Crédito fundiário do BNB cresce 219% e beneficia 830 famílias com acesso à terra

Banco do Nordeste libera R$ 184 milhões para aquisição de imóveis rurais em 2025; em Pernambuco, investimento somou R$ 87 milhões para 336 famílias

Plantão Jamildo.com

por Plantão Jamildo.com

Publicado em 07/01/2026, às 13h12

Pernambuco foi um dos estados de maior relevância nos resultados do programa. - Foto: Gabriel Gonçalves
Pernambuco foi um dos estados de maior relevância nos resultados do programa. - Foto: Gabriel Gonçalves

O Banco do Nordeste (BNB) registrou um crescimento expressivo na liberação de crédito fundiário em 2025. De acordo com balanço divulgado nesta quarta-feira (7), o volume de recursos saltou de R$ 57,6 milhões em 2024 para R$ 184,4 milhões no ano passado, representando uma alta de 219%.

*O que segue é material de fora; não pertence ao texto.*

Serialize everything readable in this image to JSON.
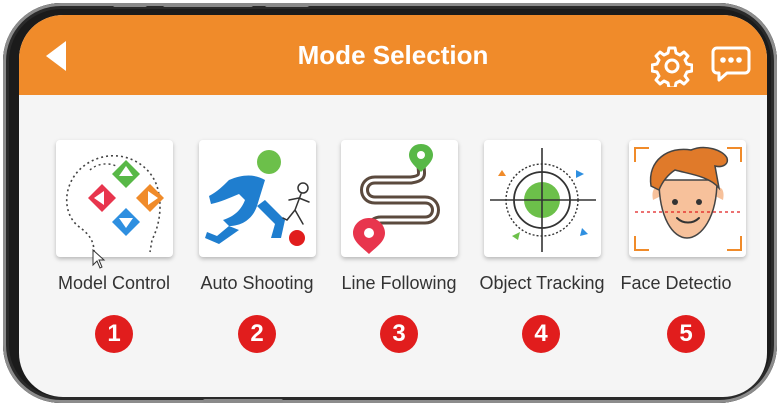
{
  "header": {
    "title": "Mode Selection",
    "back_icon": "back-arrow-icon",
    "settings_icon": "gear-icon",
    "message_icon": "chat-bubble-icon"
  },
  "colors": {
    "accent": "#f08b2a",
    "badge": "#e11d1d",
    "screen_bg": "#f5f5f5"
  },
  "modes": [
    {
      "label": "Model Control",
      "number": "1",
      "icon": "head-dpad-icon"
    },
    {
      "label": "Auto Shooting",
      "number": "2",
      "icon": "kicking-player-icon"
    },
    {
      "label": "Line Following",
      "number": "3",
      "icon": "winding-path-icon"
    },
    {
      "label": "Object Tracking",
      "number": "4",
      "icon": "crosshair-target-icon"
    },
    {
      "label": "Face Detectio",
      "number": "5",
      "icon": "face-scan-icon"
    }
  ]
}
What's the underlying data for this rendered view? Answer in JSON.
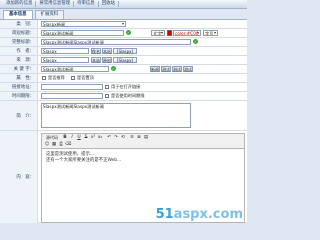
{
  "topnav": {
    "items": [
      "添加新的信息",
      "将常用信息管理",
      "待审信息",
      "回收站"
    ]
  },
  "tabs": [
    "基本信息",
    "扩展资料"
  ],
  "form": {
    "category": {
      "label": "类　别：",
      "value": "Slaspx新闻"
    },
    "title": {
      "label": "简短标题：",
      "value": "Slaspx测试新闻",
      "font_label": "文字",
      "color_value": "color:#C00",
      "size_label": "字号"
    },
    "full_title": {
      "label": "完整标题：",
      "value": "Slaspx测试新闻Slaspx测试新闻"
    },
    "author": {
      "label": "作　者：",
      "value": "Slaspx",
      "buttons": [
        "佚名",
        "本站",
        "[Slaspx]"
      ]
    },
    "source": {
      "label": "来　源：",
      "value": "Slaspx",
      "buttons": [
        "本站",
        "原创",
        "[Slaspx]"
      ]
    },
    "keywords": {
      "label": "关 键 字：",
      "value": "Slaspx测试新闻",
      "buttons": [
        "新闻",
        "测试",
        "测试",
        "测试"
      ]
    },
    "attributes": {
      "label": "属　性：",
      "options": [
        "是否推荐",
        "是否置顶"
      ]
    },
    "links": {
      "label": "链接地址：",
      "checkbox": "用于在打开链接"
    },
    "schedule": {
      "label": "时间期限：",
      "checkbox": "是否使用时间期限"
    },
    "summary": {
      "label": "简　介：",
      "value": "Slaspx测试新闻Slaspx测试新闻"
    },
    "content": {
      "label": "内　容：",
      "paragraphs": [
        "这里是测试使用，提示...",
        "还有一个大家所要关注的是不正Web..."
      ]
    }
  },
  "editor_buttons": [
    "源代码",
    "B",
    "I",
    "U",
    "S",
    "x²",
    "x₂",
    "↶",
    "↷",
    "⟲",
    "≡",
    "≣",
    "▤",
    "☺",
    "▦",
    "⎙",
    "⌫"
  ],
  "watermark": {
    "part1": "51",
    "part2": "aspx.com"
  }
}
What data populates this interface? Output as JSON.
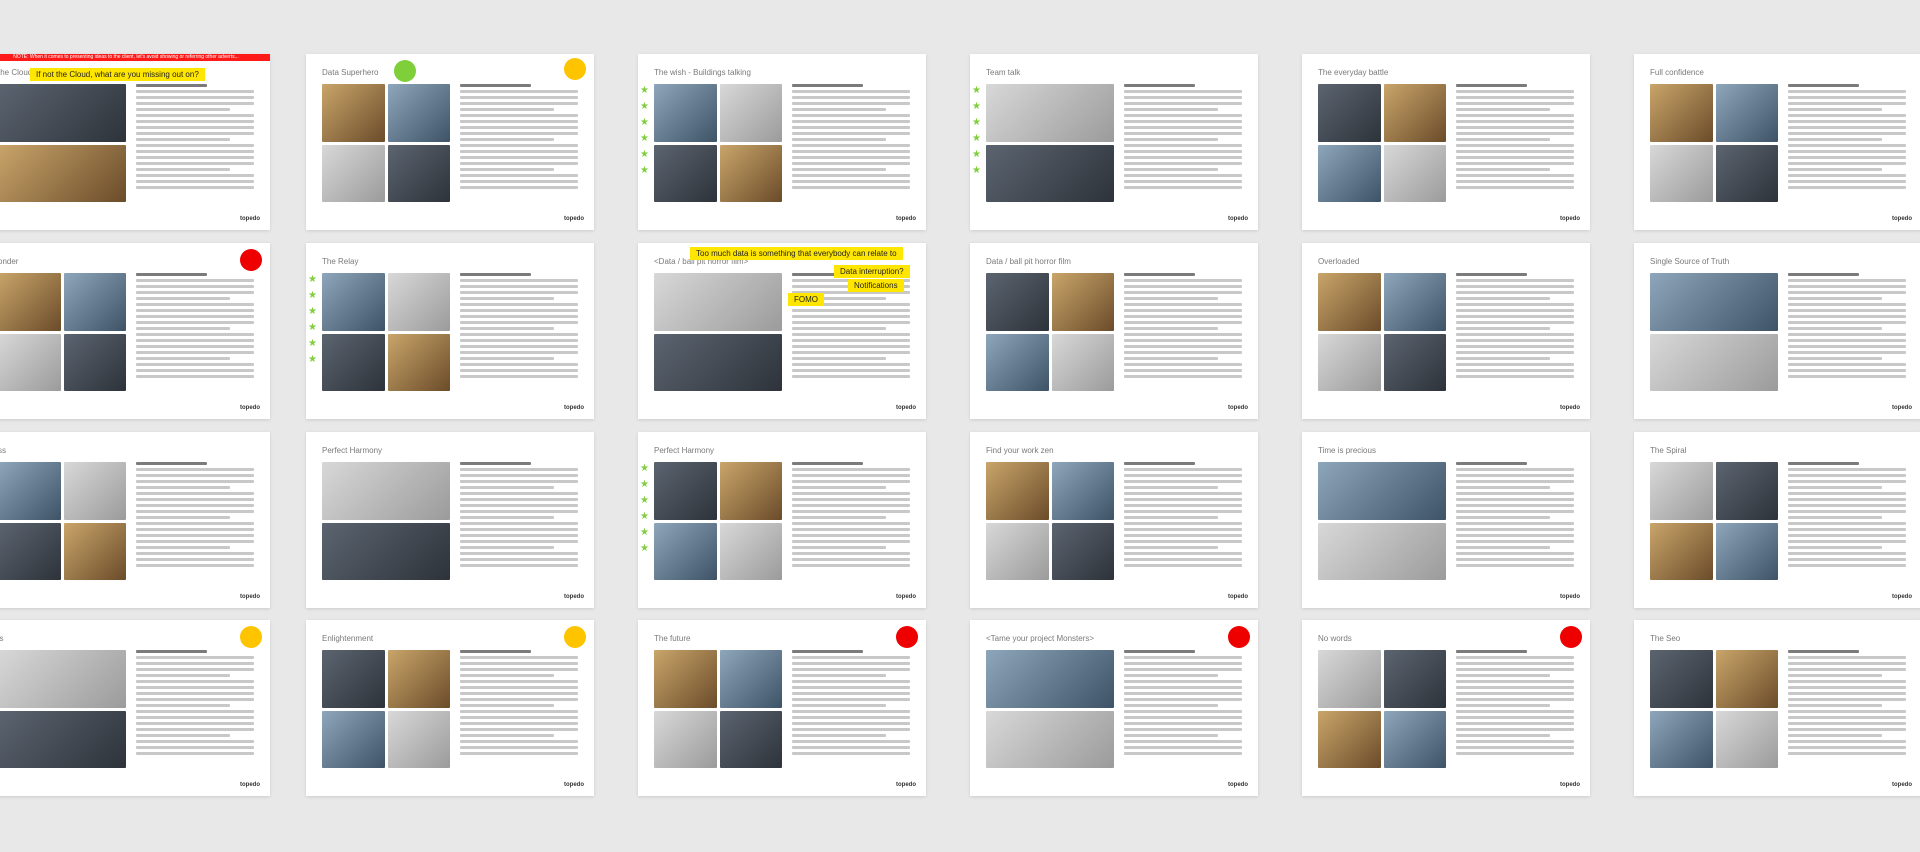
{
  "logo_text": "topedo",
  "rows": [
    {
      "slides": [
        {
          "title": "the Cloud",
          "variant": "cloud"
        },
        {
          "title": "Data Superhero",
          "variant": "superhero"
        },
        {
          "title": "The wish - Buildings talking",
          "variant": "stars"
        },
        {
          "title": "Team talk",
          "variant": "stars"
        },
        {
          "title": "The everyday battle",
          "variant": "plain"
        },
        {
          "title": "Full confidence",
          "variant": "plain"
        }
      ]
    },
    {
      "slides": [
        {
          "title": "onder",
          "variant": "dot-red"
        },
        {
          "title": "The Relay",
          "variant": "stars"
        },
        {
          "title": "<Data / ball pit horror film>",
          "variant": "fomo"
        },
        {
          "title": "Data / ball pit horror film",
          "variant": "plain"
        },
        {
          "title": "Overloaded",
          "variant": "plain"
        },
        {
          "title": "Single Source of Truth",
          "variant": "plain"
        }
      ]
    },
    {
      "slides": [
        {
          "title": "ss",
          "variant": "plain"
        },
        {
          "title": "Perfect Harmony",
          "variant": "plain"
        },
        {
          "title": "Perfect Harmony",
          "variant": "stars"
        },
        {
          "title": "Find your work zen",
          "variant": "plain"
        },
        {
          "title": "Time is precious",
          "variant": "plain"
        },
        {
          "title": "The Spiral",
          "variant": "plain"
        }
      ]
    },
    {
      "slides": [
        {
          "title": "'s",
          "variant": "dot-yellow"
        },
        {
          "title": "Enlightenment",
          "variant": "dot-yellow"
        },
        {
          "title": "The future",
          "variant": "dot-red"
        },
        {
          "title": "<Tame your project Monsters>",
          "variant": "dot-red"
        },
        {
          "title": "No words",
          "variant": "dot-red"
        },
        {
          "title": "The Seo",
          "variant": "plain"
        }
      ]
    }
  ],
  "cloud": {
    "notice": "NOTE: When it comes to presenting ideas to the client, let's avoid showing or referring other adverts...",
    "banner": "If not the Cloud, what are you missing out on?"
  },
  "fomo": {
    "headline": "Too much data is something that everybody can relate to",
    "tag_interruption": "Data interruption?",
    "tag_notifications": "Notifications",
    "tag_fomo": "FOMO"
  },
  "superhero": {
    "tag": "Data Superhero"
  },
  "colors": {
    "yellow": "#ffe600",
    "pink": "#f5a3e6",
    "purple": "#7e2fd0",
    "red": "#ee0000",
    "green": "#7ecf3a"
  }
}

Os recursos, provenientes do Fundo de Terras e da Reforma Agrária, possibilitaram que 830 famílias adquirissem unidades produtivas próprias na área de atuação da instituição.

O desempenho operacional do Programa Nacional de Crédito Fundiário (PNCF) também refletiu no aumento da área adquirida. No total, foram incorporados 11.190 hectares ao patrimônio de agricultores familiares, uma extensão 81,8% superior à marca de 2024. O montante territorial equivale a aproximadamente 110 km², área comparável a um terço do território total da cidade de Fortaleza (CE).

Pernambuco foi um dos estados de maior relevância nos resultados do programa.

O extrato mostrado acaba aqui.